The regulation, imposed by BFAR in coordination with local stakeholders in the past three years, involved the prohibition of the catching of round scads within a specified period in order to allow the fish population to recover.
The declared closed fishing season for round scad is between November 1 to January 31.
Salilig said they have noted an increase in size and maturity of round scads being caught recently, from an average of 16.4 cm to 19.4 cm, which he said indicates better reproductive capacity of the fish.
The seasonal ban policy was imposed by the Department of Agriculture (DA)-Department of Interior and Local Government (DILG) through Joint Administrative Order No. 1 series of 2015 consistent with the Fisheries Code of the Philippines.
Assistant Regional Director Roberto Abrera on Thursday, added that the direct effect of the closed fishing season was the increase in catch of high-value carnivore fish species such as Tuna, Spanish Mackerel or Tanigue, and Malasugue. This, he said, can be attributed to the availability of food for the high-value fishes.

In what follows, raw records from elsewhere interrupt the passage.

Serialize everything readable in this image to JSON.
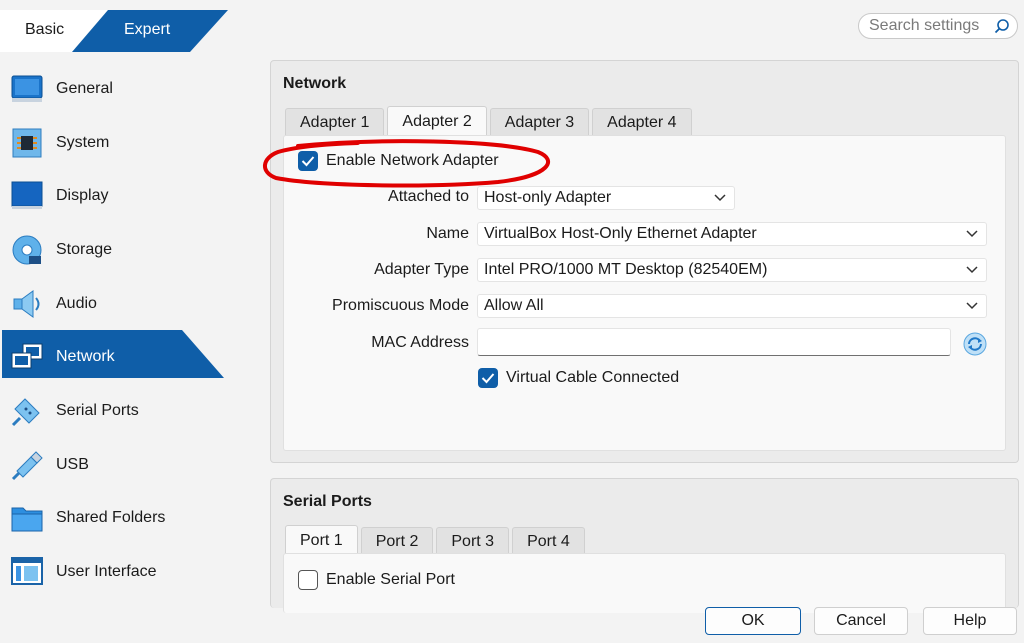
{
  "mode": {
    "basic_label": "Basic",
    "expert_label": "Expert",
    "selected": "Expert"
  },
  "search": {
    "placeholder": "Search settings"
  },
  "sidebar": {
    "items": [
      {
        "label": "General",
        "icon": "general-icon"
      },
      {
        "label": "System",
        "icon": "system-chip-icon"
      },
      {
        "label": "Display",
        "icon": "display-monitor-icon"
      },
      {
        "label": "Storage",
        "icon": "storage-disk-icon"
      },
      {
        "label": "Audio",
        "icon": "audio-speaker-icon"
      },
      {
        "label": "Network",
        "icon": "network-icon",
        "active": true
      },
      {
        "label": "Serial Ports",
        "icon": "serial-port-icon"
      },
      {
        "label": "USB",
        "icon": "usb-icon"
      },
      {
        "label": "Shared Folders",
        "icon": "shared-folder-icon"
      },
      {
        "label": "User Interface",
        "icon": "user-interface-icon"
      }
    ]
  },
  "network": {
    "title": "Network",
    "tabs": [
      "Adapter 1",
      "Adapter 2",
      "Adapter 3",
      "Adapter 4"
    ],
    "active_tab": "Adapter 2",
    "enable_label": "Enable Network Adapter",
    "enable_checked": true,
    "attached_to": {
      "label": "Attached to",
      "value": "Host-only Adapter"
    },
    "name": {
      "label": "Name",
      "value": "VirtualBox Host-Only Ethernet Adapter"
    },
    "adapter_type": {
      "label": "Adapter Type",
      "value": "Intel PRO/1000 MT Desktop (82540EM)"
    },
    "promiscuous_mode": {
      "label": "Promiscuous Mode",
      "value": "Allow All"
    },
    "mac_address": {
      "label": "MAC Address",
      "value": ""
    },
    "cable_label": "Virtual Cable Connected",
    "cable_checked": true
  },
  "serial": {
    "title": "Serial Ports",
    "tabs": [
      "Port 1",
      "Port 2",
      "Port 3",
      "Port 4"
    ],
    "active_tab": "Port 1",
    "enable_label": "Enable Serial Port",
    "enable_checked": false
  },
  "buttons": {
    "ok": "OK",
    "cancel": "Cancel",
    "help": "Help"
  },
  "colors": {
    "accent": "#0f5ea8",
    "annotation": "#e00000",
    "window_bg": "#f3f3f3"
  }
}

“This is a strong indication that the Closed Fishing Season of galunggong is very successful,” Abrera said.
He said that the tuna are highly migratory and thrive where there are plenty of food like small pelagic fishes. He noted that tuna has started to flourish in Northern Palawan area and Mindoro.
Abrera said that Northern Palawan is among the country’s four major fishery management area. Other areas include Visayan Sea, Davao Gulf, and Zamboanga Peninsula.
“We are feeding Metro Manila. 90% percent of galunggong that landed in Navotas came from Northern Palawan,” he said.